Information provided in the titles of publications used to extract cardinal temperature data were used to determine if species name could be identified. Information not thought to be directly relevant to clarifying nonsynonymous species relationships has been omitted, unless otherwise clarified in column ‘TITLE_MATCH’.
TITLE_MATCH - Do species in source titles match species in Togashi (1949).
Whether the information provided in publication titles matched any synonymous or nonsynonymous species names provided by Togashi (1949).
SPECIES_CHANGED - Species name changed.
Depending on information detailed in 'SPECIES_TOGASHI', 'SPECIES_TOGASHI_NON', 'TITLE_INFO', and 'TITLE_MATCH', this column provides information on whether the final species name was updated based on species name information provided in publication references for cardinal temperature data.
AMBIGUOUS - Recorded deleted in subset analysis due to ambiguity.

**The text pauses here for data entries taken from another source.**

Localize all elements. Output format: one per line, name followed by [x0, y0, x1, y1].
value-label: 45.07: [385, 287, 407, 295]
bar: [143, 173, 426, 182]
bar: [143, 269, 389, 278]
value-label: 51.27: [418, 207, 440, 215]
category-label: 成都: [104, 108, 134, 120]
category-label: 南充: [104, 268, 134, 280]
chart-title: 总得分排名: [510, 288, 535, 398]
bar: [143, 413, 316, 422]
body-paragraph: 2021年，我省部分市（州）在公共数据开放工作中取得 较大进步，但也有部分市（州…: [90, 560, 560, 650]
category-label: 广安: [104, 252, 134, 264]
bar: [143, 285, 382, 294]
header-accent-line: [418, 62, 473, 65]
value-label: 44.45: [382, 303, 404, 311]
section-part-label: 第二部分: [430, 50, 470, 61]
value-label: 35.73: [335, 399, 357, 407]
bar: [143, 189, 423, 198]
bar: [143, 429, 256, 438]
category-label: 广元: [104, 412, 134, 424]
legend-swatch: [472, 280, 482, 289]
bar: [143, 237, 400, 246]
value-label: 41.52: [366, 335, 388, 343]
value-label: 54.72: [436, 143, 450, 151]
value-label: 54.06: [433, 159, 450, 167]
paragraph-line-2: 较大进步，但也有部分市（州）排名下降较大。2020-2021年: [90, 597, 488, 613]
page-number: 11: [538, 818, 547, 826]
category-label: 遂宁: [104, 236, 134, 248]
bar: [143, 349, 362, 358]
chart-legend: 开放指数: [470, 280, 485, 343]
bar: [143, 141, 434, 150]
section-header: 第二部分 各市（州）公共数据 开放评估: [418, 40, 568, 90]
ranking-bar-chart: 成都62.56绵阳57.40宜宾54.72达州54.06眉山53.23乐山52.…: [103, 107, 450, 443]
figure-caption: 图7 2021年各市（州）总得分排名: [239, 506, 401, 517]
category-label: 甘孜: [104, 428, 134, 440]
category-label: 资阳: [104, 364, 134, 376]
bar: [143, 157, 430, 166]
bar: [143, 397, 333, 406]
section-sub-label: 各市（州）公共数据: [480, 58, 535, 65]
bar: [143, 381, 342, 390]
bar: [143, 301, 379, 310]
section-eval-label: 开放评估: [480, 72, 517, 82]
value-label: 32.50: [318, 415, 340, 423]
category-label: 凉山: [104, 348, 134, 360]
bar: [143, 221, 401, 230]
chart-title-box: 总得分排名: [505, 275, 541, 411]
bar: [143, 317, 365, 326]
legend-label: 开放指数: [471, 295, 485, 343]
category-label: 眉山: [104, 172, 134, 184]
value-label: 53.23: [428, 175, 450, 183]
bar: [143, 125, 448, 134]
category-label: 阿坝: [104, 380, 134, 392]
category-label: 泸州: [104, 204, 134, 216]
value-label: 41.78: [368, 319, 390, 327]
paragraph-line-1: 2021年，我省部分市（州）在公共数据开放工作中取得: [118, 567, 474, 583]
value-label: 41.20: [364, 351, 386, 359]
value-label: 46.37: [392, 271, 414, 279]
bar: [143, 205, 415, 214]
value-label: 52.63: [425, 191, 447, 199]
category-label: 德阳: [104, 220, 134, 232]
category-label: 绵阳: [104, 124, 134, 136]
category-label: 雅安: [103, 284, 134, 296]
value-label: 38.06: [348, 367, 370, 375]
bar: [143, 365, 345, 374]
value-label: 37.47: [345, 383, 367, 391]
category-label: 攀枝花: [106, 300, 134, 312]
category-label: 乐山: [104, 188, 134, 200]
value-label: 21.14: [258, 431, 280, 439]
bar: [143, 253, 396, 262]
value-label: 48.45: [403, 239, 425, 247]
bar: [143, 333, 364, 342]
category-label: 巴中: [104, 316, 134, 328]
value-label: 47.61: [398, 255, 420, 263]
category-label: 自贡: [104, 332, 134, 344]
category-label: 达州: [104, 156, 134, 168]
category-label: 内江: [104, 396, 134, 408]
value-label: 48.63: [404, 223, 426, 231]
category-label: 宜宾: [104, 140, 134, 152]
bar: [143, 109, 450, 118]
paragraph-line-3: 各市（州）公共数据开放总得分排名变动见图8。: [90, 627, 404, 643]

'Y' indicates data removed for ambiguous species subset data analysis detailed in Chaloner et al., 2020.
SPORE - Spore type.
Spore type or otherwise recorded in Togashi (1949).
PROCESS - Biological process.
Biological process recorded in Togashi (1949).
CARDINAL - Cardinal temperature.
The type of cardinal temperature, i.e. minimum (min), optimum (opt), or maximum (max).
TEMPERATURE - Temperature in degrees Celsius.
DETAILS - Additional details.
Details associated with cardinal temperature data extracted from Togashi (1949). Where cardinal temperature data were estimated from prose in Togashi (1949), relevant information is provided here.
UNCERTAINTY - Uncertainty in temperature values.
'>' and '<' indicate data modified by +/- 2.5 Celsius in analyses exploring the influence of uncertainty in reported cardinal temperatures. See Methods section of Chaloner et al., (2020) for further details.
TEMPERATURE_REFERENCE - Cardinal temperature reference.
Publication reference for cardinal temperature data extracted by Togashi (1949).
DISEASE - Name of plant disease caused by pathogen.
HOST_PLANT - Name of host on which pathogen observed.